A variety of sugar-sweetened beverages would have fallen under the tax, including sport drinks such as Gatorade, iced teas, caffeinated energy drinks and lemonade, while diet soda and pure juices were exempt.
Santa Fe’s tax measure thrust the city into two far-reaching debates about affordable preschool and sugary drinks. Proponents of the tax, including Santa Fe Mayor Javier Gonzales, said it was needed to expand high-quality preschool to 1,000 children whose families cannot afford or find it — and improve public health in the process by discouraging the heavy consumption of sugar.
Spending by rival political committees pitted the American Beverage Association and allied local businesses against soda-tax backers including Bloomberg, teachers unions, the American Heart Association and the Roman Catholic Church.
Opponents warned the tax would increase the cost of a can of soda by nearly 25 cents and place a burden on poor and working-class families, driving home their point in mailbox flyers with images of crestfallen children tending to a high-priced lemonade stand.
Opponents also portrayed the Santa Fe city government as flush with cash in mailers decorated with towering bundles of $100 bills, raising the ire of several city councilors who said the city’s surplus was far too small to expand pre-kindergarten.
Efforts by New Mexico to expand early childhood education have stalled amid a state budget crisis and political resistance to tapping state funds.
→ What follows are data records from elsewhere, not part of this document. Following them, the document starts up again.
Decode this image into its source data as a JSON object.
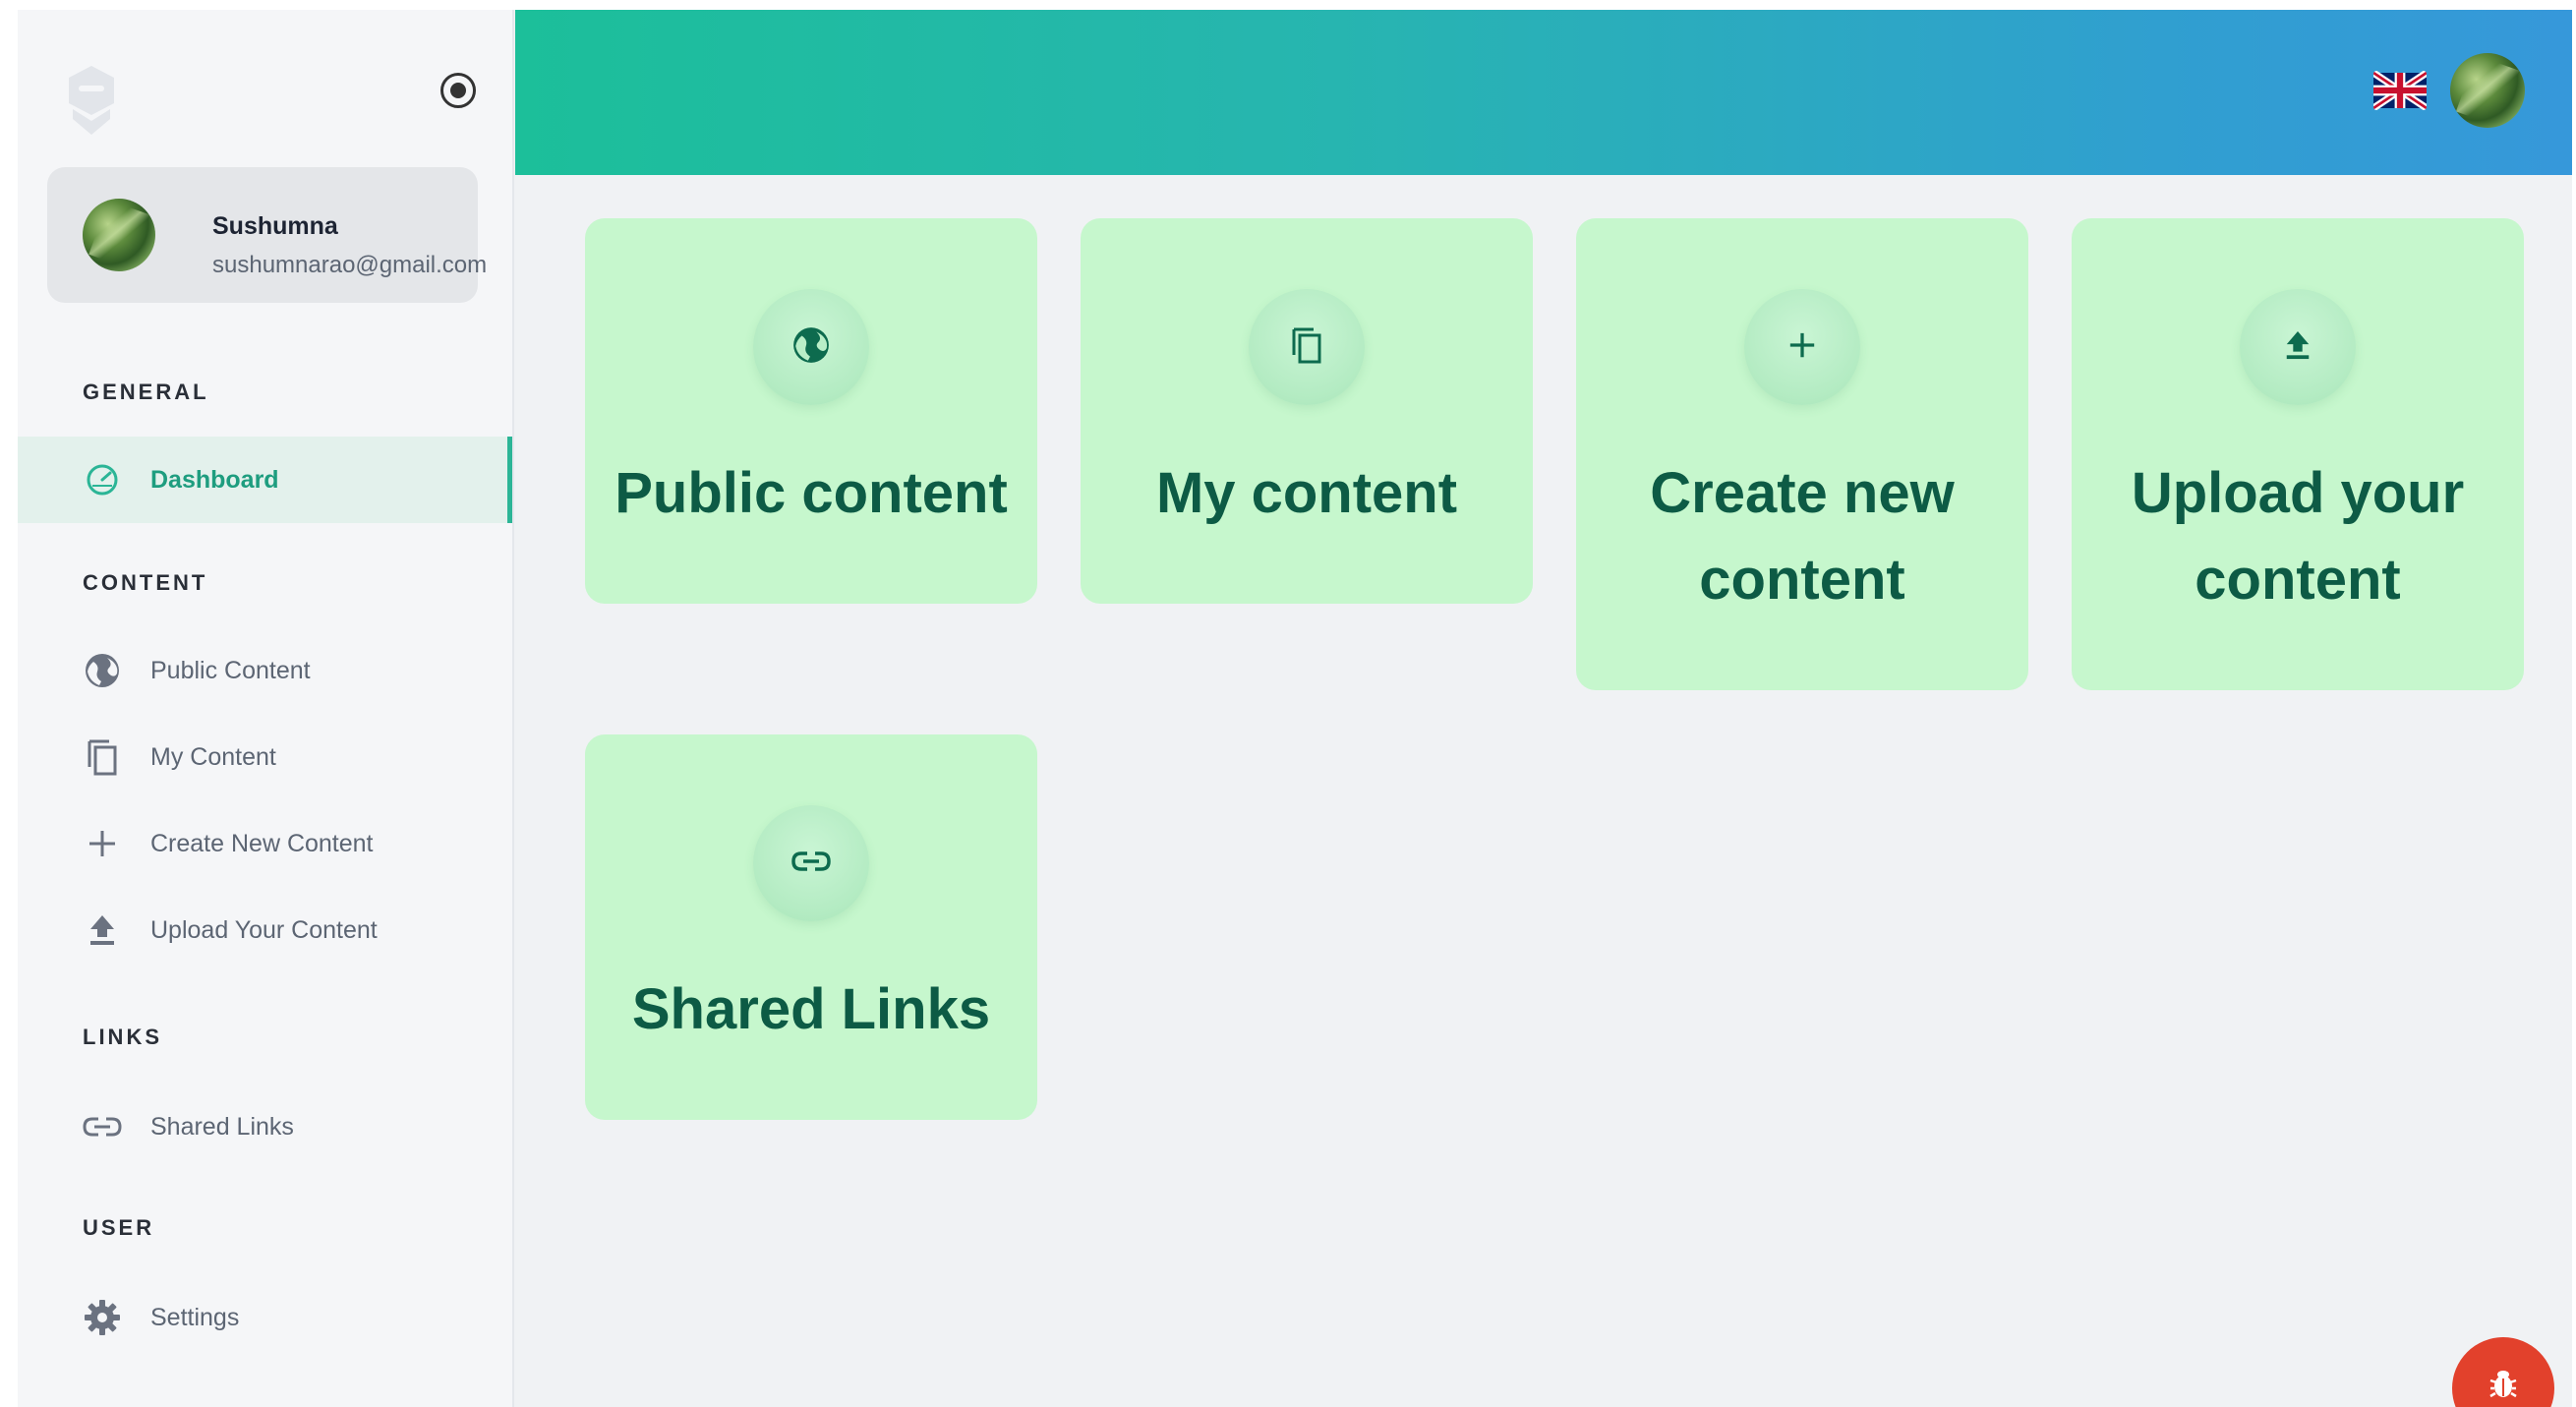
{
  "sidebar": {
    "user": {
      "name": "Sushumna",
      "email": "sushumnarao@gmail.com"
    },
    "sections": {
      "general": "GENERAL",
      "content": "CONTENT",
      "links": "LINKS",
      "user": "USER"
    },
    "items": {
      "dashboard": {
        "label": "Dashboard",
        "icon": "speedometer-icon",
        "active": true
      },
      "public_content": {
        "label": "Public Content",
        "icon": "globe-icon"
      },
      "my_content": {
        "label": "My Content",
        "icon": "copy-icon"
      },
      "create_new_content": {
        "label": "Create New Content",
        "icon": "plus-icon"
      },
      "upload_your_content": {
        "label": "Upload Your Content",
        "icon": "upload-icon"
      },
      "shared_links": {
        "label": "Shared Links",
        "icon": "link-icon"
      },
      "settings": {
        "label": "Settings",
        "icon": "gear-icon"
      }
    }
  },
  "header": {
    "language_flag": "uk-flag-icon"
  },
  "cards": {
    "public_content": {
      "title": "Public content",
      "icon": "globe-icon"
    },
    "my_content": {
      "title": "My content",
      "icon": "copy-icon"
    },
    "create_new_content": {
      "title": "Create new content",
      "icon": "plus-icon"
    },
    "upload_your_content": {
      "title": "Upload your content",
      "icon": "upload-icon"
    },
    "shared_links": {
      "title": "Shared Links",
      "icon": "link-icon"
    }
  },
  "colors": {
    "accent": "#2bb596",
    "card_bg": "#c6f7cd",
    "card_text": "#0d5b45",
    "header_gradient_start": "#1cbf9a",
    "header_gradient_end": "#3698da",
    "fab": "#e2412c"
  }
}
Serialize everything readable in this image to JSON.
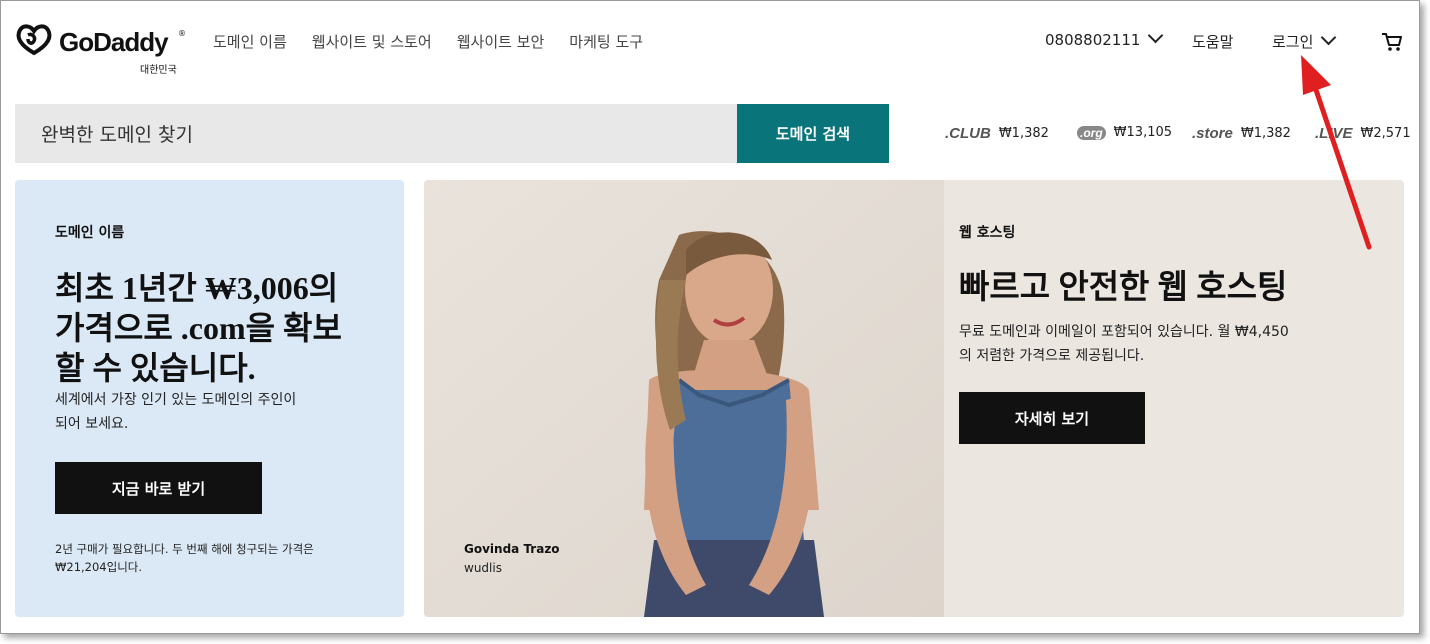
{
  "header": {
    "logo_text": "GoDaddy",
    "logo_tm": "®",
    "logo_region": "대한민국",
    "nav": [
      "도메인 이름",
      "웹사이트 및 스토어",
      "웹사이트 보안",
      "마케팅 도구"
    ],
    "phone": "0808802111",
    "help": "도움말",
    "login": "로그인",
    "cart_icon": "cart-icon"
  },
  "search": {
    "placeholder": "완벽한 도메인 찾기",
    "button": "도메인 검색"
  },
  "tlds": [
    {
      "name": ".CLUB",
      "price": "₩1,382"
    },
    {
      "name": ".org",
      "price": "₩13,105"
    },
    {
      "name": ".store",
      "price": "₩1,382"
    },
    {
      "name": ".LIVE",
      "price": "₩2,571"
    }
  ],
  "domain_card": {
    "eyebrow": "도메인 이름",
    "headline_lines": [
      "최초 1년간 ₩3,006의",
      "가격으로 .com을 확보",
      "할 수 있습니다."
    ],
    "desc_lines": [
      "세계에서 가장 인기 있는 도메인의 주인이",
      "되어 보세요."
    ],
    "button": "지금 바로 받기",
    "fine_lines": [
      "2년 구매가 필요합니다. 두 번째 해에 청구되는 가격은",
      "₩21,204입니다."
    ]
  },
  "hosting_card": {
    "eyebrow": "웹 호스팅",
    "headline": "빠르고 안전한 웹 호스팅",
    "desc_lines": [
      "무료 도메인과 이메일이 포함되어 있습니다. 월 ₩4,450",
      "의 저렴한 가격으로 제공됩니다."
    ],
    "button": "자세히 보기",
    "credit_name": "Govinda Trazo",
    "credit_user": "wudlis"
  },
  "colors": {
    "accent_teal": "#09757a",
    "domain_card_bg": "#dbe9f7",
    "hosting_card_bg": "#ebe6e0",
    "annotation_arrow": "#e02020"
  }
}
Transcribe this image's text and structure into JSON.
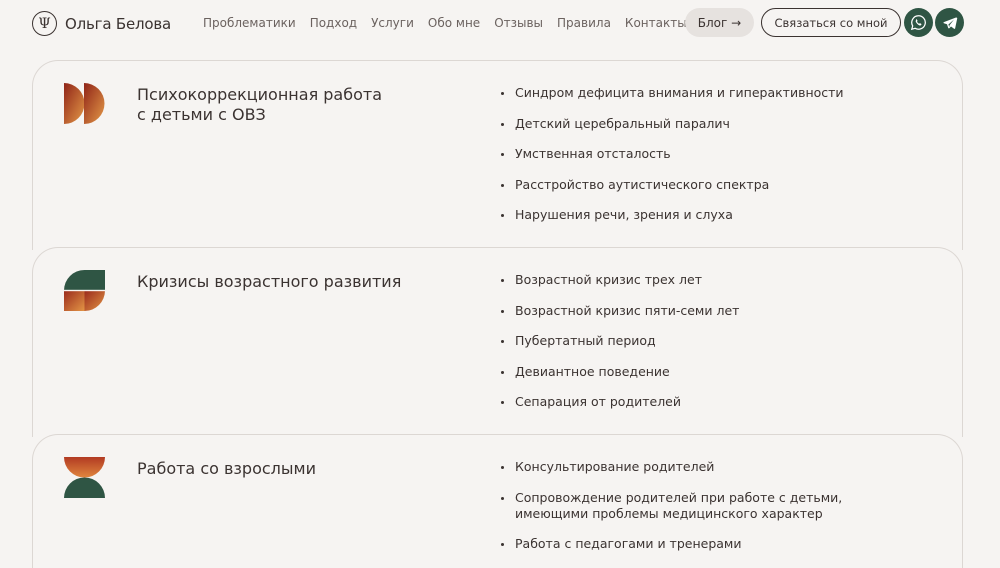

The state currently allocates about $50 million a year to underwrite full- and part-time preschool for about 9,000 children but has been stymied from spending much more by faltering tax revenues.
Early voting started April 12, kicking off weeks of intensive political publicity that blanketed the city with fliers, yard signs and radio ads.
The American Beverage Association funneled more than $1.3 million from the soft drink industry into efforts to defeat the tax. Bloomberg, who tried unsuccessfully as New York mayor to ban large sodas, contributed $1.1 million to the pro-tax political action committee Pre-K for Santa Fe.
Questions about some untraceable political spending dogged campaigns for and against the tax.
On both sides of the debate, targeted video advertisements flooded social media feeds with emotional appeals for and against the tax, featuring restaurant owners, politicians and local parents.
Backers of the tax crowded into a union hall Tuesday to make last-minute calls to registered voters, as tax opponents knocked on doors and stood at busy intersections calling for a “no” vote.
At a polling station, middle school teacher Michelle Chavez, 48, said the tax was appropriate and desperately needed to boost early learning.
“It’s basically a sin tax,” said Chavez, casting a “yes” vote. “If you don’t want to pay the tax, don’t buy the soda. Fill up a water bottle.”
Paralegal Michelle Romero voted against the initiative, saying the city needed to find money from somewhere else to expand pre-kindergarten.
“The government should learn how to balance their budget in better ways,” she said.